Pour l'alcool, la situation est différente : la France applique un taux d'accises moyen faible pour une consommation parmi les plus élevées de l'Union européenne.

Aussi est-il souvent constaté que de réelles marges de progression existent. Aucun consensus ne permet certes d'envisager à court terme une augmentation des droits sur certains produits, en particulier sur le vin, en raison de la crise que traverse actuellement le secteur viticole. A moyen terme toutefois, il faudra réexaminer la question, en prenant en compte notamment les considérations de santé publique, auxquelles la commission des affaires sociales est très attachée, et en ne s'interdisant pas de mettre en regard de l'économie alcoolière le coût des conséquences d'une consommation excessive d'alcool pour l'assurance maladie.

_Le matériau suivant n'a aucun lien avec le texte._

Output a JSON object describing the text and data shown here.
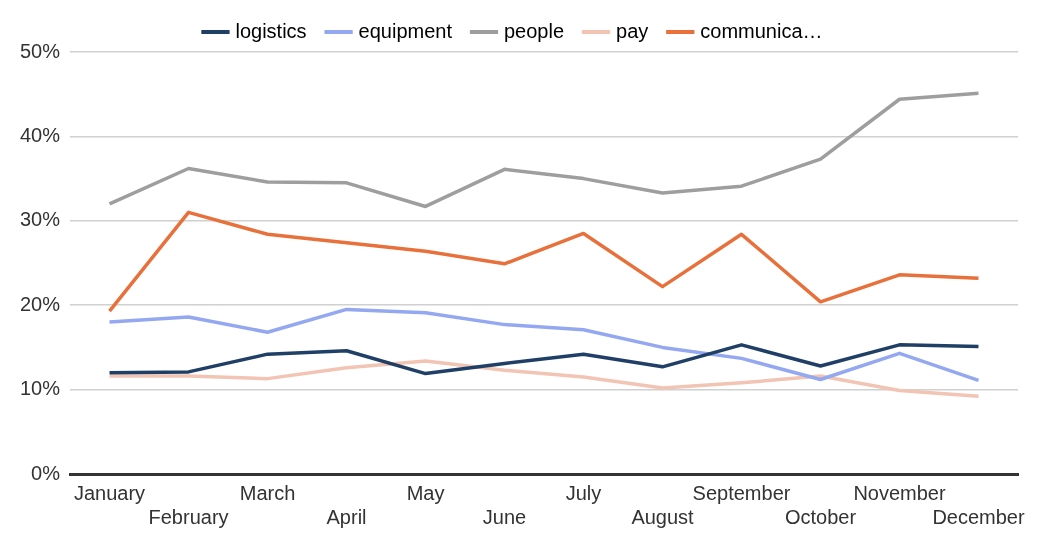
{
  "chart_data": {
    "type": "line",
    "categories": [
      "January",
      "February",
      "March",
      "April",
      "May",
      "June",
      "July",
      "August",
      "September",
      "October",
      "November",
      "December"
    ],
    "series": [
      {
        "name": "logistics",
        "color": "#1f3f66",
        "values": [
          12.0,
          12.1,
          14.2,
          14.6,
          11.9,
          13.1,
          14.2,
          12.7,
          15.3,
          12.8,
          15.3,
          15.1
        ]
      },
      {
        "name": "equipment",
        "color": "#93a8f0",
        "values": [
          18.0,
          18.6,
          16.8,
          19.5,
          19.1,
          17.7,
          17.1,
          15.0,
          13.7,
          11.2,
          14.3,
          11.1
        ]
      },
      {
        "name": "people",
        "color": "#9e9e9e",
        "values": [
          32.0,
          36.2,
          34.6,
          34.5,
          31.7,
          36.1,
          35.0,
          33.3,
          34.1,
          37.3,
          44.4,
          45.1
        ]
      },
      {
        "name": "pay",
        "color": "#f2c4b4",
        "values": [
          11.6,
          11.6,
          11.3,
          12.6,
          13.4,
          12.3,
          11.5,
          10.2,
          10.8,
          11.6,
          9.9,
          9.2
        ]
      },
      {
        "name": "communica…",
        "color": "#e8703a",
        "values": [
          19.3,
          31.0,
          28.4,
          27.4,
          26.4,
          24.9,
          28.5,
          22.2,
          28.4,
          20.4,
          23.6,
          23.2
        ]
      }
    ],
    "ylim": [
      0,
      50
    ],
    "yticks": [
      {
        "value": 0,
        "label": "0%"
      },
      {
        "value": 10,
        "label": "10%"
      },
      {
        "value": 20,
        "label": "20%"
      },
      {
        "value": 30,
        "label": "30%"
      },
      {
        "value": 40,
        "label": "40%"
      },
      {
        "value": 50,
        "label": "50%"
      }
    ],
    "grid": "y",
    "legend": "top",
    "marker": "none",
    "line_style": "solid"
  }
}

Le rendement des droits sur les boissons alcooliques est estimé à 3,17 milliards d'euros pour 2009, en augmentation de 4,5 % par rapport à 2008. Outre un effet prix, une large partie de cette progression résulte de l'augmentation de la consommation d'alcools forts, dont les droits représentent les deux tiers du rendement total, soit un peu plus de 2 milliards d'euros. Ainsi, malgré un niveau élevé de taxation, on continue à enregistrer une hausse de la consommation d'alcools forts qui touche en particulier la jeunesse. Une telle situation justifie amplement qu'une augmentation de ces droits sur les alcools soit rapidement décidée.

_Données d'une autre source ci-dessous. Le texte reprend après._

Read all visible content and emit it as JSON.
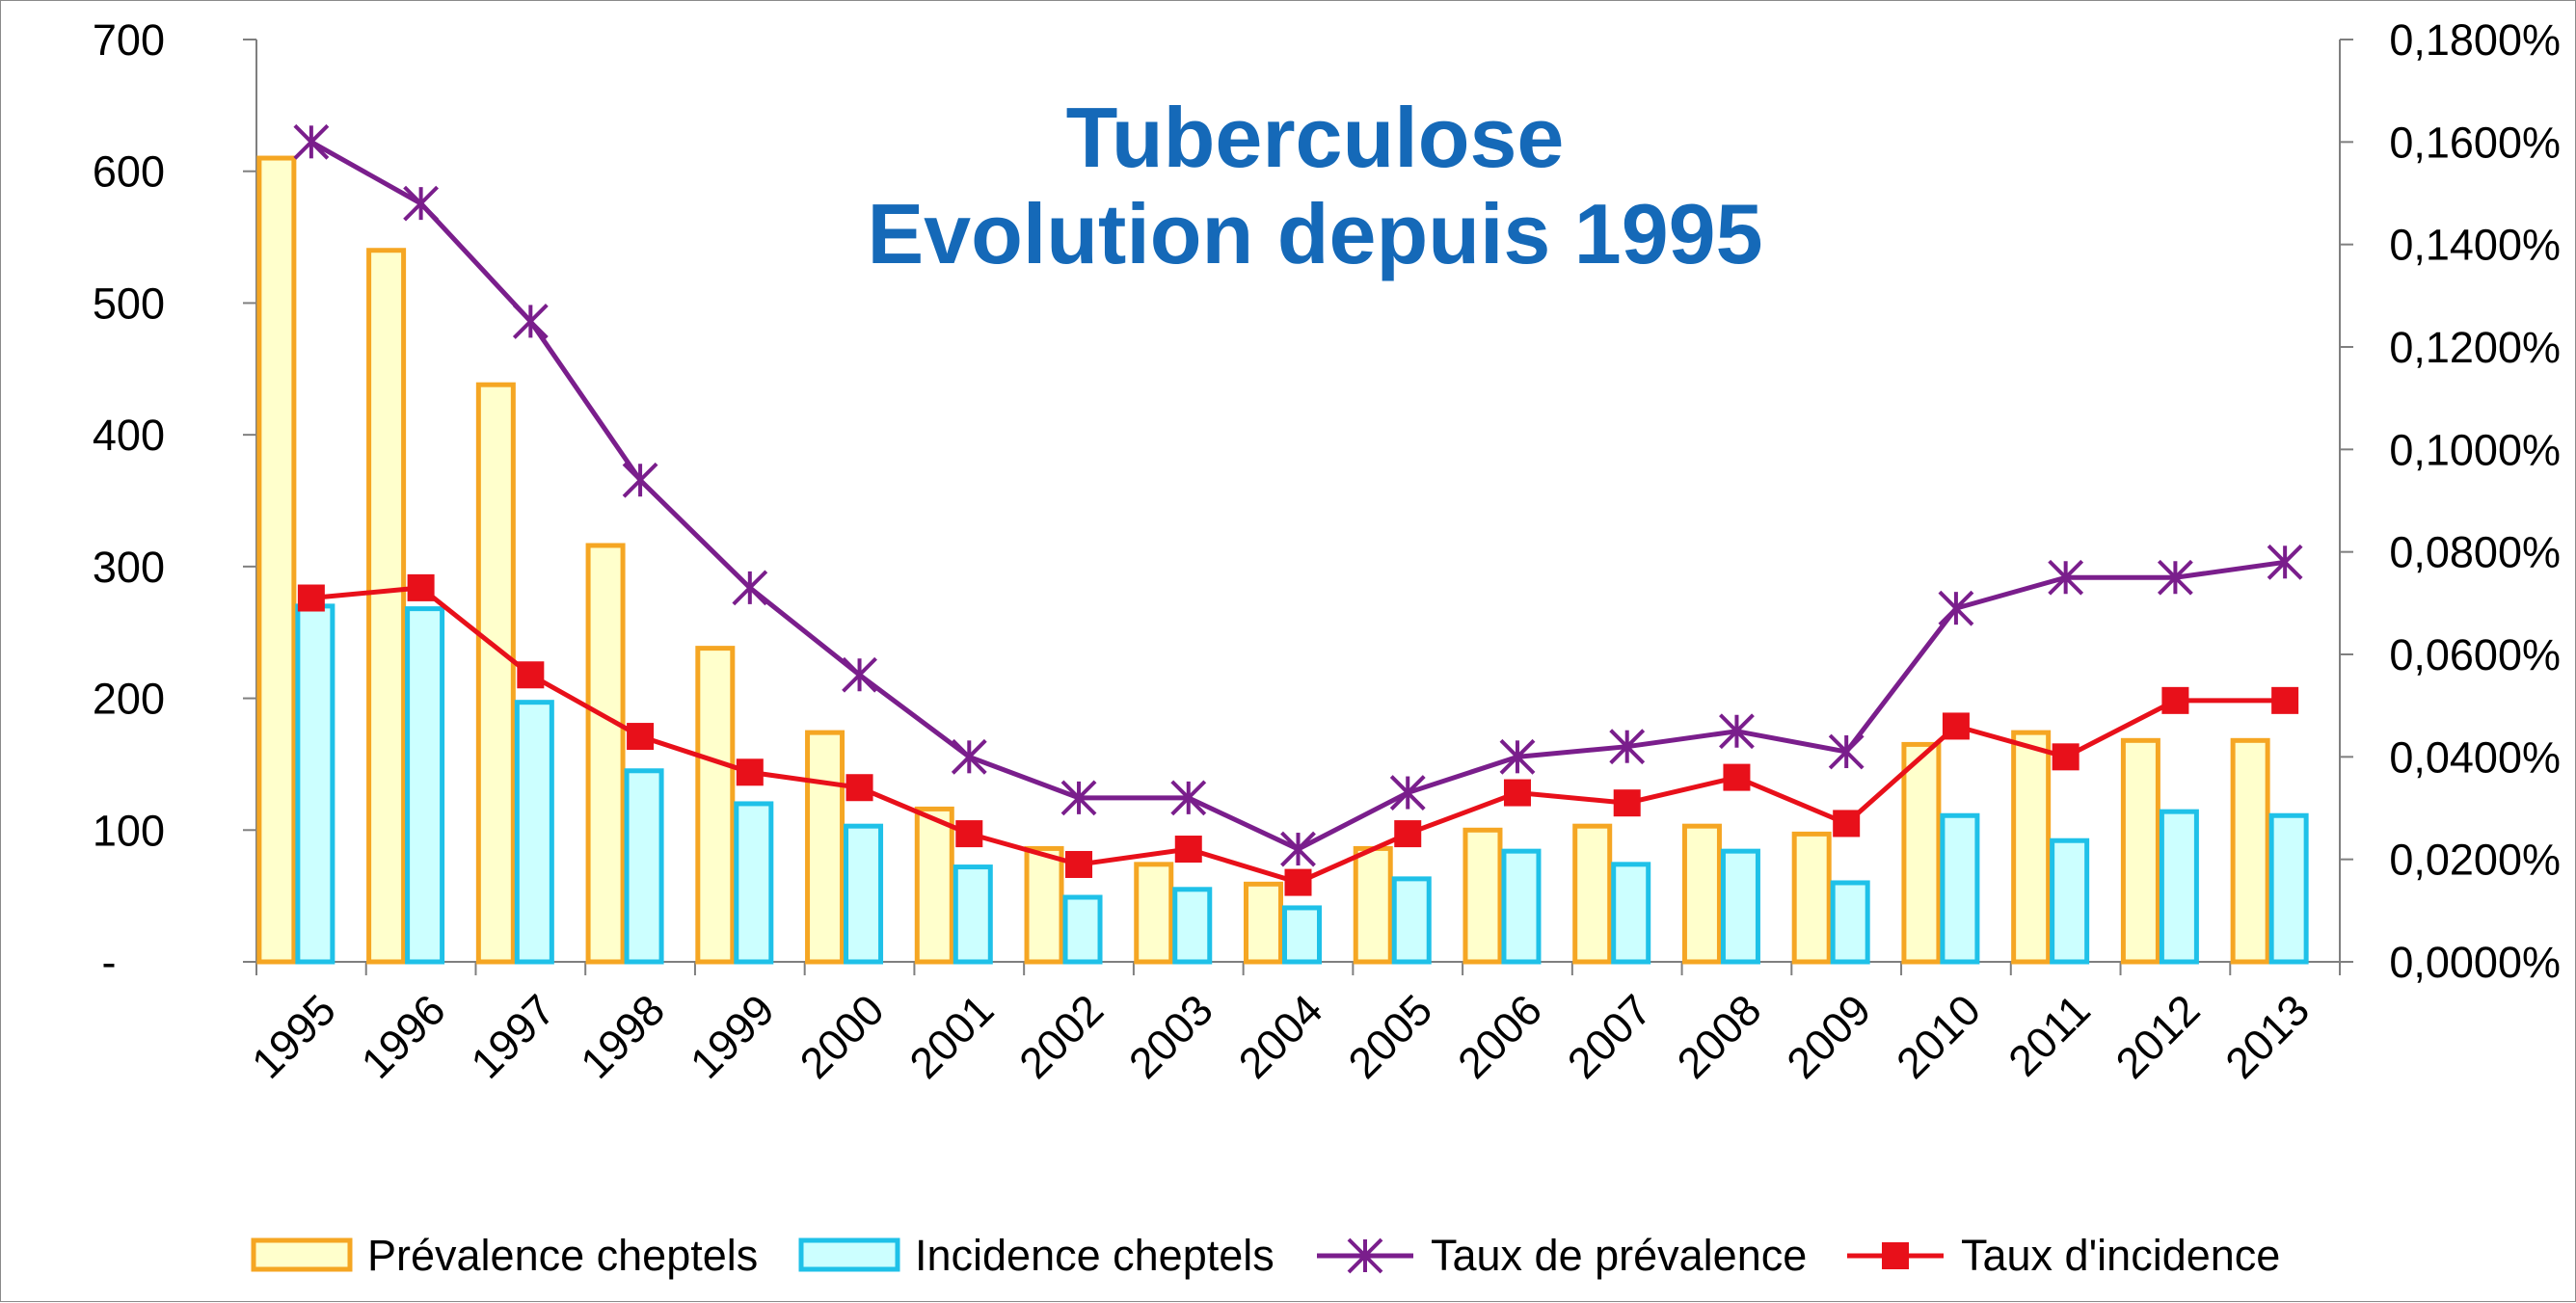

- la taxation des produits gras ou sucrés

De la même façon, l'instauration d'une taxe nutritionnelle est une piste qui ne peut plus être éludée, ne serait-ce que pour aider à la prise de conscience de la rapide progression du phénomène de l'obésité dans notre pays, particulièrement chez les enfants.

Certes une telle taxe pourrait avoir un impact sur le pouvoir d'achat des ménages mais il conviendrait de la cibler sur les produits les plus nocifs sur un plan diététique et ne rentrant pas dans la catégorie des aliments de première nécessité : boissons et sodas sucrés, barres chocolatées et sucrées, etc. Elle n'aurait pas vocation à être fixée à un taux élevé, mais elle pourrait être calibrée de manière à rapporter environ 500 millions d'euros, ce qui ne représenterait pas plus de quelques centimes sur les canettes ou bouteilles de boissons gazeuses et sucrées.

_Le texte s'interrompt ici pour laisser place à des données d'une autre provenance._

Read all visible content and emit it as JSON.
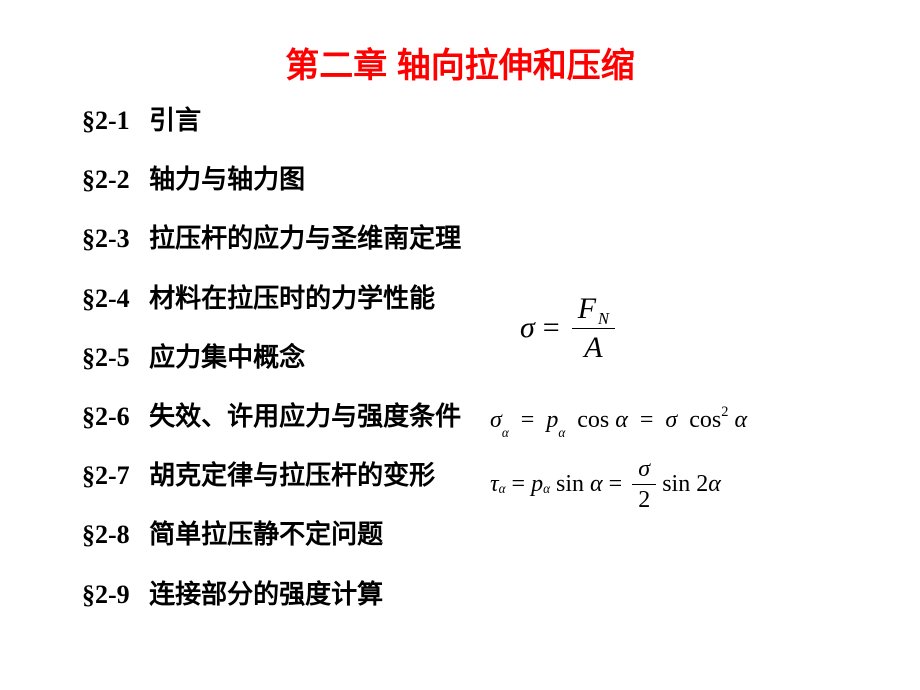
{
  "title": "第二章  轴向拉伸和压缩",
  "toc": [
    {
      "num": "§2-1",
      "label": "引言"
    },
    {
      "num": "§2-2",
      "label": "轴力与轴力图"
    },
    {
      "num": "§2-3",
      "label": "拉压杆的应力与圣维南定理"
    },
    {
      "num": "§2-4",
      "label": "材料在拉压时的力学性能"
    },
    {
      "num": "§2-5",
      "label": "应力集中概念"
    },
    {
      "num": "§2-6",
      "label": "失效、许用应力与强度条件"
    },
    {
      "num": "§2-7",
      "label": "胡克定律与拉压杆的变形"
    },
    {
      "num": "§2-8",
      "label": "简单拉压静不定问题"
    },
    {
      "num": "§2-9",
      "label": "连接部分的强度计算"
    }
  ],
  "formulas": {
    "f1": {
      "lhs_symbol": "σ",
      "eq": "=",
      "num_symbol": "F",
      "num_sub": "N",
      "den_symbol": "A"
    },
    "f2": {
      "sigma": "σ",
      "alpha": "α",
      "eq": "=",
      "p": "p",
      "cos": "cos",
      "sigma2": "σ",
      "cos2": "cos",
      "exp": "2"
    },
    "f3": {
      "tau": "τ",
      "alpha": "α",
      "eq": "=",
      "p": "p",
      "sin": "sin",
      "sigma": "σ",
      "den": "2",
      "sin2": "sin",
      "two": "2"
    }
  },
  "style": {
    "title_color": "#ff0000",
    "text_color": "#000000",
    "background": "#ffffff",
    "title_fontsize": 34,
    "toc_fontsize": 26,
    "formula_fontsize_main": 30,
    "formula_fontsize_line": 24
  }
}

Elle aurait toute légitimité à venir financer l'assurance maladie en raison du fort accroissement des dépenses assumées par celle-ci au titre du diabète et de toutes les complications liées à l'obésité.

C'était d'ailleurs l'une des conclusions de la mission confiée à Jean-François Chadelat sur le Ffipsa : créer une taxe sur les boissons sucrées au profit du régime de protection sociale agricole pour combler - partiellement - son déficit.